On a statewide level, NCDHHS reported a total number of 8,502 tests had been conducted for the coronavirus as of March 24, which were conducted at the N.C. State Laboratory of Public Health and did not include tests at university and commercial laboratories.

According to Melissa Bracey of AppHealthCare, depending on the volume at the labs, turnaround time can vary from 24 hours to seven days.

“We have noticed the fastest turnaround has been from the N.C. State Lab for Public Health, but we know all labs are quickly adapting to the increased testing volume,” Bracey said.

Both Ashe and Avery counties have yet to report a positive case of the virus within their borders.

Johns Hopkins University and Medicine reports a total of 51,542 confirmed cases in the United States as of 4 p.m. on Tuesday, March 24, a jump of more than 4,000 cases since noon and 20,000 in the previous 72 hours.

The total represents the third-largest total of cases worldwide, trailing only China and Italy. The university reported that there had been a total of 674 deaths across the country to date related to COVID-19 as of Tuesday, March 24.

To date, no deaths within the state of North Carolina have been reported, according to NCDHHS.

On March 24, Bracey said that recommendations on testing have shifted from broad-based testing to testing those who have urgent medical needs and demands for care.

“Individuals who are sick or ill can remain at home and call their provider to receive additional guidance as needed,” Bracey stated. “People with mild symptoms consistent with COVID-19 do not need testing and should be instructed to stay at home to recover. Mild symptoms include: fever and cough without shortness of breath or difficulty breathing. If you experience shortness of breath, chest pain or pressure, blue lips, difficulty breathing or confusion, call 911 or your doctor right away.”

“Testing is most important for people who are seriously ill, in the hospital, people in high-risk settings like nursing homes or long-term care facilities and health care workers and other first responders who are caring for those with COVID-19.”

AppHealthCare reported that it has collected a total of two tests in Ashe County, while outside agencies have collected a total of 22 tests to date for the county. In Watauga County, AppHealthCare reports that it has collected a total of 62 tests to date, while outside agencies have reported a total of 95 tests for the county.

H.R. 6201 – The Families First Coronavirus Response Act – states that group health plans and health insurance issuers “shall provide coverage, and shall not impose any cost sharing (including deductibles, copayments, and coinsurance) requirements or prior authorization or other medical management requirements” for COVID-19 testing during the current emergency period. The act also seeks to waive cost sharing under certain Medicare and Medicaid programs for certain visits relating to testing for COVID–19.

According to the hospital representative and advocacy group American Hospital Association, H.R. 6201 has a new option for states to expand limited Medicaid eligibility to the uninsured for the purpose of COVID-19 testing and related services.

According to AppHealthCare’s website, it accepts all patients regardless of ability to pay, saying that most private health insurance plans require the patient to pay a copayment to the provider and meet an annual deductible.

“AppHealthCare will work with any patient, regardless of their ability to pay for testing.

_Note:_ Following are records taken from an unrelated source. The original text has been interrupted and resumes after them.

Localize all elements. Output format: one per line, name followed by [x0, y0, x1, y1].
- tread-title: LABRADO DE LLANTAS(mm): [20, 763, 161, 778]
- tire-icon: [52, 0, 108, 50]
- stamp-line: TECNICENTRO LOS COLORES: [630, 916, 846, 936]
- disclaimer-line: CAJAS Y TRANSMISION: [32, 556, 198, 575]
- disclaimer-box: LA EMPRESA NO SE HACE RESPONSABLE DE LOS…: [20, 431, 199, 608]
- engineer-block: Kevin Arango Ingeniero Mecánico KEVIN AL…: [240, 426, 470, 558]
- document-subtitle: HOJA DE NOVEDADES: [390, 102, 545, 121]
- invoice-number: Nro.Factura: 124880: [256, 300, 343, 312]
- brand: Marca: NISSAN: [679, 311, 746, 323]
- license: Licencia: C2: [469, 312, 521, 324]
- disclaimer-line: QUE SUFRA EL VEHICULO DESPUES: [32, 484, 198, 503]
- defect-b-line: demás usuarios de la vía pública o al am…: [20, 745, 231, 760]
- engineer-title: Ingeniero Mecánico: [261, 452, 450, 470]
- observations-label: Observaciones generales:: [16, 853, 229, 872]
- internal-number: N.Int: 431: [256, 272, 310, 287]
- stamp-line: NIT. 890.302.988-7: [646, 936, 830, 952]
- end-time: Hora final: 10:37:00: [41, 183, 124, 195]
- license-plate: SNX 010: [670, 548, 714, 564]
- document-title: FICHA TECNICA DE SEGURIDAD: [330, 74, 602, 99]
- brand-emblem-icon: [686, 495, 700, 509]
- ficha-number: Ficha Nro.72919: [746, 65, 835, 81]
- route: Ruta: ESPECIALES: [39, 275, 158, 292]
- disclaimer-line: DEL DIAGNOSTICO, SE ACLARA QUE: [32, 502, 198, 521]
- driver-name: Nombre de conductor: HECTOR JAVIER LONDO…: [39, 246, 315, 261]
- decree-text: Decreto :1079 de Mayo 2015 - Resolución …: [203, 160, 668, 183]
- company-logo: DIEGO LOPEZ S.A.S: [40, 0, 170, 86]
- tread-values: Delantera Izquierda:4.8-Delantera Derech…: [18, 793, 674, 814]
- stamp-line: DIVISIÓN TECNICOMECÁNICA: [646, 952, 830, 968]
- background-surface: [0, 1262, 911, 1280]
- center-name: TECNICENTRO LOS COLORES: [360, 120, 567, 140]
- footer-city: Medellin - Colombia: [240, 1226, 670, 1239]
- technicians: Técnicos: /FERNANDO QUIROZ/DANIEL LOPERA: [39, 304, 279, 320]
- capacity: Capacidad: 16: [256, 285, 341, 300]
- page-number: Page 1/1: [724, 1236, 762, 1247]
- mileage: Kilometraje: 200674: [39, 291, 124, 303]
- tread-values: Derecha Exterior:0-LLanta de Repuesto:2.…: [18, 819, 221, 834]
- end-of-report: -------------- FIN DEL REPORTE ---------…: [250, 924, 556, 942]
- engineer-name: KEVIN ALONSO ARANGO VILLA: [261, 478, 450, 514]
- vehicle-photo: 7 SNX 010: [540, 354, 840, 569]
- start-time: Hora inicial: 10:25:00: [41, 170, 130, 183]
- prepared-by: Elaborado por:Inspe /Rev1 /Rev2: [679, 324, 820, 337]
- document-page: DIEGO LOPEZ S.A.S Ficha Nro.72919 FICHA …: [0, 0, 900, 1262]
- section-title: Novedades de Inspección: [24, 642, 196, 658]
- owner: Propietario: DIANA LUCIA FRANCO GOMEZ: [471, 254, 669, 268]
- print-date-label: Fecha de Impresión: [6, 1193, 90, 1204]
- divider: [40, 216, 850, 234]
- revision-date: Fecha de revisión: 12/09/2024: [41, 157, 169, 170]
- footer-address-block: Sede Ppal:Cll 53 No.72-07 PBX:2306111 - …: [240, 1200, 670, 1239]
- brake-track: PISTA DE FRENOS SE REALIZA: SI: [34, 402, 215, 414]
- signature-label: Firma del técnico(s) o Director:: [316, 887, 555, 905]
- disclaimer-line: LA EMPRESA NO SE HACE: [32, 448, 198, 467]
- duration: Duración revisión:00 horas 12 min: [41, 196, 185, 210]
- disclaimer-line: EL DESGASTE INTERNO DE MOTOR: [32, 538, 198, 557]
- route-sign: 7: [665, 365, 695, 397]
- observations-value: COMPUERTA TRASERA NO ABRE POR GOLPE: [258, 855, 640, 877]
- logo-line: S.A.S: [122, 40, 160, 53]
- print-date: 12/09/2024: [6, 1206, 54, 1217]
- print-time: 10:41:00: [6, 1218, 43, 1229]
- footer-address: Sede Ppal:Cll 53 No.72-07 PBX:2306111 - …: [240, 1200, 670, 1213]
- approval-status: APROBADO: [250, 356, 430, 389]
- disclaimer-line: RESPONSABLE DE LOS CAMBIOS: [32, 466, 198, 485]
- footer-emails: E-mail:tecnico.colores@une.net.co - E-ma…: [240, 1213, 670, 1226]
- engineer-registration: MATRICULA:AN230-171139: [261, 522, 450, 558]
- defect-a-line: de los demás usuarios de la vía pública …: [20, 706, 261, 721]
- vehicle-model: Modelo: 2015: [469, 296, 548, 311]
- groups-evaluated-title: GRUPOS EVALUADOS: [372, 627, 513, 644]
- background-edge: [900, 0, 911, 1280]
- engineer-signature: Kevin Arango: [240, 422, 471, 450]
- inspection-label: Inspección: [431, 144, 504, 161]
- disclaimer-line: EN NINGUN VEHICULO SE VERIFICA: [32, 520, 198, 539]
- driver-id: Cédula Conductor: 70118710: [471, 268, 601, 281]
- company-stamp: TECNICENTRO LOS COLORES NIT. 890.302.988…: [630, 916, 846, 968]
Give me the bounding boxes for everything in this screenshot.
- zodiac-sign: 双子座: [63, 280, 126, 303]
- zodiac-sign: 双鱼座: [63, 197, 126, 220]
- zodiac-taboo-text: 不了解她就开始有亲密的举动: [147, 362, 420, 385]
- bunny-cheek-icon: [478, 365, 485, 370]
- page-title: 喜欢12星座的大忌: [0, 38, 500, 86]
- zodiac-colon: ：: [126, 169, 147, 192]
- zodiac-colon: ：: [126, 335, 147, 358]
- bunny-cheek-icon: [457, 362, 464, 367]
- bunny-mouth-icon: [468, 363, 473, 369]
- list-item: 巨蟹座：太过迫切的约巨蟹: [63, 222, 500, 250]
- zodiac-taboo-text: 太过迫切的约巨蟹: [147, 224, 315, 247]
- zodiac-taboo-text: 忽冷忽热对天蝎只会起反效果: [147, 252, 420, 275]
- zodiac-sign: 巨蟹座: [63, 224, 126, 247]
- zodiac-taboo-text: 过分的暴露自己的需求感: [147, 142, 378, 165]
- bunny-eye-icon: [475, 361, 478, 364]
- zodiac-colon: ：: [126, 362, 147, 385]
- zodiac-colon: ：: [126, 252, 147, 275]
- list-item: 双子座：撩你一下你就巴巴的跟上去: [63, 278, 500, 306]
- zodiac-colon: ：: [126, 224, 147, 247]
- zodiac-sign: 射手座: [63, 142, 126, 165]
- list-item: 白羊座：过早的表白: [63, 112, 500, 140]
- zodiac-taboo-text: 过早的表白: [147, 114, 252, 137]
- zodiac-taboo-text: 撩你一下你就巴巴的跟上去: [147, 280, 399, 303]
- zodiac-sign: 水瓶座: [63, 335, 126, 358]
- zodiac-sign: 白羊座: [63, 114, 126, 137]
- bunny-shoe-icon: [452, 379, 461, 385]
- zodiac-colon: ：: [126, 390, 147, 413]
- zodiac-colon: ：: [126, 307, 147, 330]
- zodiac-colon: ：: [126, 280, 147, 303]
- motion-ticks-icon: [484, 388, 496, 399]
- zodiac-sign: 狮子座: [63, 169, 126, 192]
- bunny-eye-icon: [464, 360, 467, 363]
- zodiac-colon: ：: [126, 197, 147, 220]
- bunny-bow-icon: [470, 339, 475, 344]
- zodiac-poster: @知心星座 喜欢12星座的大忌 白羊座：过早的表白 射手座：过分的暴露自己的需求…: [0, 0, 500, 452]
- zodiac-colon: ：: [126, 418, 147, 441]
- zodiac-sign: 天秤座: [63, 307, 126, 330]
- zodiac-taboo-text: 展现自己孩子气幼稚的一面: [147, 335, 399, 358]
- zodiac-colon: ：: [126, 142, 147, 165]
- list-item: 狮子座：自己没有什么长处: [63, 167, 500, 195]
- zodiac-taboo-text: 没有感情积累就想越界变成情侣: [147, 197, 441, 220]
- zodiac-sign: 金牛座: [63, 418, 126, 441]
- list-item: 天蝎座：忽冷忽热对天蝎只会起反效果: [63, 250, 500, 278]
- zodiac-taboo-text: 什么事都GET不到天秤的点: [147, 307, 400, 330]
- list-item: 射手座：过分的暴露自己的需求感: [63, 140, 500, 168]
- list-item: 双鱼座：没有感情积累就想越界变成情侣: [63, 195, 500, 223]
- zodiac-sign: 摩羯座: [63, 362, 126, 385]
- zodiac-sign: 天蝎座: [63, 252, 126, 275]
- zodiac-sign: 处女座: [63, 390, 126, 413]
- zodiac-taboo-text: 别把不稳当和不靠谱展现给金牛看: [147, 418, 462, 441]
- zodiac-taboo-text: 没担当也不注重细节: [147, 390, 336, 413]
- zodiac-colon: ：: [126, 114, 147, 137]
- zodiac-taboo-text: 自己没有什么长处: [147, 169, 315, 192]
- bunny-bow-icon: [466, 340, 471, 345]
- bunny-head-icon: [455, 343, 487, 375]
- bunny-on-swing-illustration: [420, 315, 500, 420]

As is our usual day-to-day practice, a patient will not be turned away due to inability to pay,” Bracey said on March 21. “Thankfully, many insurers are also providing support for their members to remove any barrier to care.”

Effective March 24, visitors will not be allowed at any of Appalachian Regional Healthcare System’s hospitals in order to help protect its patients, family members and health care workers from the spread of COVID-19, including inpatient and outpatient facilities at Watauga Medical Center and Cannon Memorial Hospital.

Exceptions will be made on a case-by-case basis for hospitalized minors (maximum of two family members per day); patients at the end of life (maximum of two family members per day); patients needing help with communication, decision making or mobility; and patients giving birth (maximum of two family members or support people per day).